If 'Mark Dogfurry' and 'Zebulon Zilio' have each bought the same book three times, this does not count. It has to be at least three different books.

Order by the names. For each tuple, be certain that name first (column one) is alphabetically before name second (column two).

Answer table for pairs.

3. orders

All the books a customer orders at the same time (when) are considered to be part of the same "order". Those books are shipped together to the customer and the customer is billed for the entire order.

What is the bill for each order?

Show the customer's name and city, the date and time of the order (not the timestamp!), and the bill. (The column function date extracts the date from a timestamp, and the column function time extracts the date from a timestamp.) Order by name + city + when.

Answer table for orders.

Hint: Want to shorten one of your decimal column types so your lines do not wrap on output? You can cast it to be smaller. For instance,

cast(col_a as decimal(5,2))

This will print decimals (numbers) with 5 numerals to the left of the "." and 2 to the right.

4. weights

What is the total weight of each order?

Order by weight, descending, and then by customers' names (in cases of ties on weight).

Answer table for weights.

5. percentage

For each language, what is the city that has the largest percentage of book sales in that language, across cities which have had at least 20 books in total sold?

Measure book sales in number of books.

For example, say 25% of the books sold in Yorktown are French, 22% in Harrisonburg are French, 18% in Richmond, and so forth (and each of this cities qualifies in that at least 20 books have been sold in each), "French Yorktown 25" would be in the output.

Show language, city, percentage, and number of books (sold in that city in that language) for the output rows. Order by language + city.

Answer table for percentage.

 
  Deliverables

Due by 11:59pm Friday 16 March 2007.

For each query, write your query in a file with the corresponding name as above (uniclub, pairs, orders, weights, and percentage).

Do not include the answers generated by each of your queries. I will test your queries myself.

When you are finished, use the submit command to turn in your work.
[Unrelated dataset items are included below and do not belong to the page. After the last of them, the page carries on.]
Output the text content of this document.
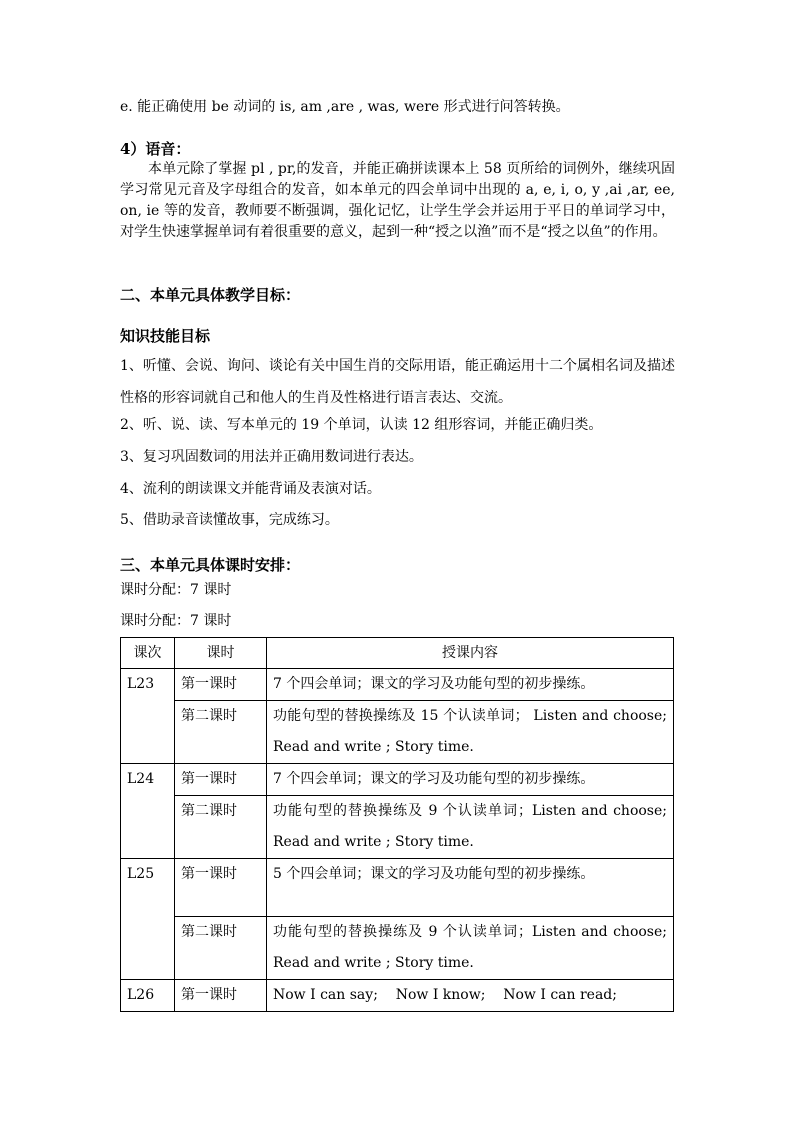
e. 能正确使用 be 动词的 is, am ,are , was, were 形式进行问答转换。
4）语音：
本单元除了掌握 pl , pr,的发音，并能正确拼读课本上 58 页所给的词例外，继续巩固学习常见元音及字母组合的发音，如本单元的四会单词中出现的 a, e, i, o, y ,ai ,ar, ee, on, ie 等的发音，教师要不断强调，强化记忆，让学生学会并运用于平日的单词学习中，对学生快速掌握单词有着很重要的意义，起到一种“授之以渔”而不是“授之以鱼”的作用。
二、本单元具体教学目标：
知识技能目标
1、听懂、会说、询问、谈论有关中国生肖的交际用语，能正确运用十二个属相名词及描述性格的形容词就自己和他人的生肖及性格进行语言表达、交流。
2、听、说、读、写本单元的 19 个单词，认读 12 组形容词，并能正确归类。
3、复习巩固数词的用法并正确用数词进行表达。
4、流利的朗读课文并能背诵及表演对话。
5、借助录音读懂故事，完成练习。
三、本单元具体课时安排：
课时分配：7 课时
课时分配：7 课时
课次	课时	授课内容
L23	第一课时	7 个四会单词；课文的学习及功能句型的初步操练。
	第二课时	功能句型的替换操练及 15 个认读单词； Listen and choose; Read and write ; Story time.
L24	第一课时	7 个四会单词；课文的学习及功能句型的初步操练。
	第二课时	功能句型的替换操练及 9 个认读单词；Listen and choose; Read and write ; Story time.
L25	第一课时	5 个四会单词；课文的学习及功能句型的初步操练。
	第二课时	功能句型的替换操练及 9 个认读单词；Listen and choose; Read and write ; Story time.
L26	第一课时	Now I can say;    Now I know;    Now I can read;
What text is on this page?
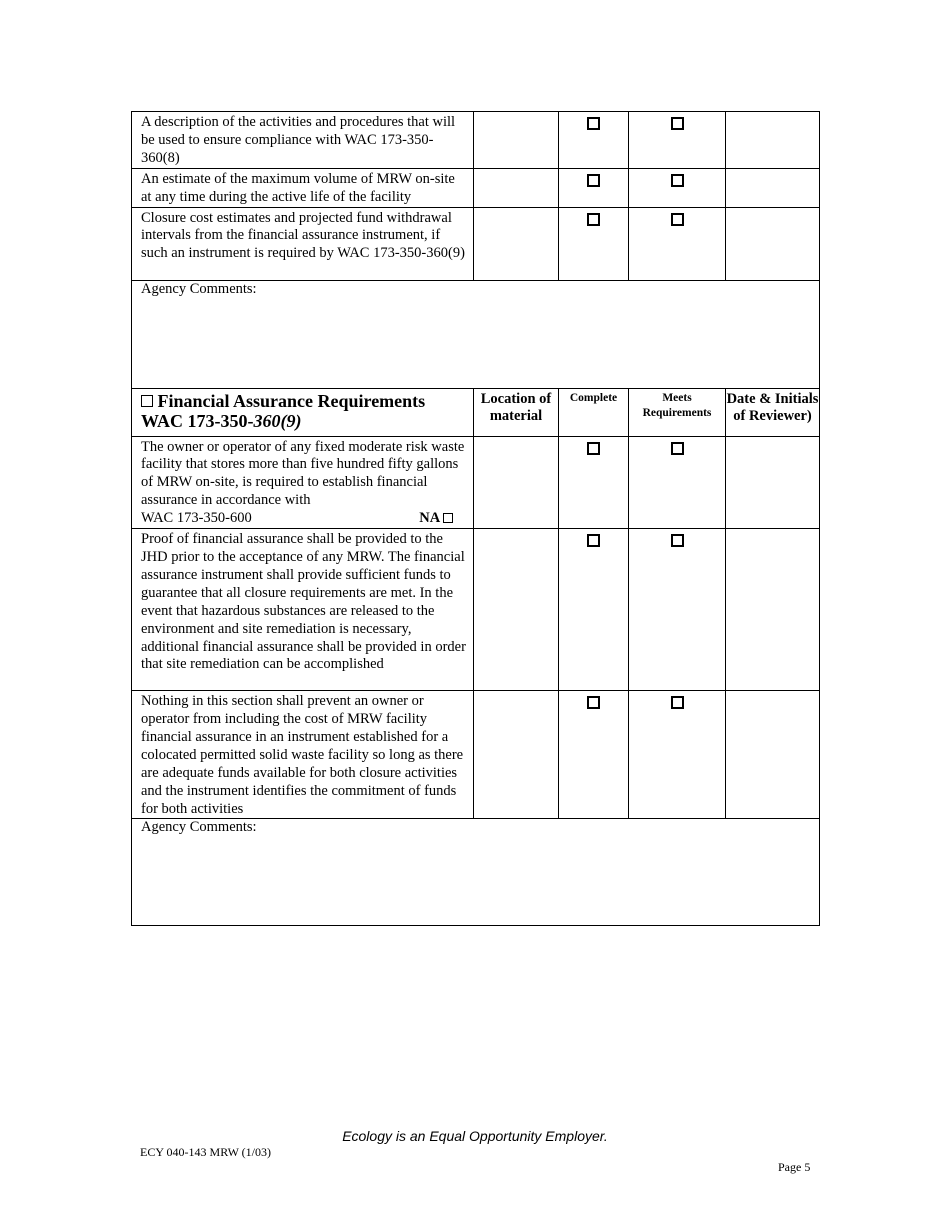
A description of the activities and procedures that will be used to ensure compliance with WAC 173-350-360(8)				
An estimate of the maximum volume of MRW on-site at any time during the active life of the facility				
Closure cost estimates and projected fund withdrawal intervals from the financial assurance instrument, if such an instrument is required by WAC 173-350-360(9)				
Agency Comments:				

Financial Assurance Requirements
WAC 173-350-360(9)	Location of material	Complete	Meets Requirements	Date & Initials of Reviewer)
The owner or operator of any fixed moderate risk waste facility that stores more than five hundred fifty gallons of MRW on-site, is required to establish financial assurance in accordance with
WAC 173-350-600 NA				

Proof of financial assurance shall be provided to the JHD prior to the acceptance of any MRW. The financial assurance instrument shall provide sufficient funds to guarantee that all closure requirements are met. In the event that hazardous substances are released to the environment and site remediation is necessary, additional financial assurance shall be provided in order that site remediation can be accomplished				
Nothing in this section shall prevent an owner or operator from including the cost of MRW facility financial assurance in an instrument established for a colocated permitted solid waste facility so long as there are adequate funds available for both closure activities and the instrument identifies the commitment of funds for both activities				
Agency Comments:				
Ecology is an Equal Opportunity Employer.
ECY 040-143 MRW (1/03)
Page 5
We shall publish soon the submit script that you are to use. The command will look something like:

% submit 6421 two uniclub pairs orders weights percentage

 
  Hints and DB2 Comments

DB2 SQL provides a useful clause called with. It is easiest to show it's use by example.

refund

Who has bought a book via some club that he or she could have gotten less expensively using another club to which he or she belongs? List the customer's name, the book's title and year, the quantity bought, the price for which it was bought, and the best price for which it could have been bought.

    with
        best (cid, title, year, lowest) as
            (select distinct M.cid, O.title, O.year, min(price)
                 from yrb_member M, yrb_purchase P, yrb_offer O
                 where M.club = O.club and
                       M.cid = P.cid and
                       P.title = O.title and P.year = O.year
                 group by M.cid, O.title, O.year)
    select C.name, P.title, P.year, qnty, price, lowest
        from yrb_customer C, yrb_purchase P, Best B, yrb_offer O
        where P.cid = B.cid and P.title = B.title and
              P.year = B.year and P.title = O.title and
              P.year = O.year and P.club = O.club and
              C.cid = P.cid and
              O.price > B.lowest
        order by C.name, P.title, P.year;
    

Answer table for query refund.

One may have more tables in the with clause, if need be:

	with
		first (...) as
			(...),
		second (...) as
			(...),
		third (...) as
			(...)
	select ...
		...;
	

Note that you can use the (temporary) view first inside the definition for second, and the views first and second inside the definition for third, and so forth.

DB2 is picky about nested SELECTS always being named via AS. For example,

	select ...
		from (select ...) as A,
			 (select ...) as B,
			 ...
		...;
	

Even if you do not need the alias names A or B later on, give the sub-queries (nested SELECTS) names anyway. Otherwise, DB2 will complain.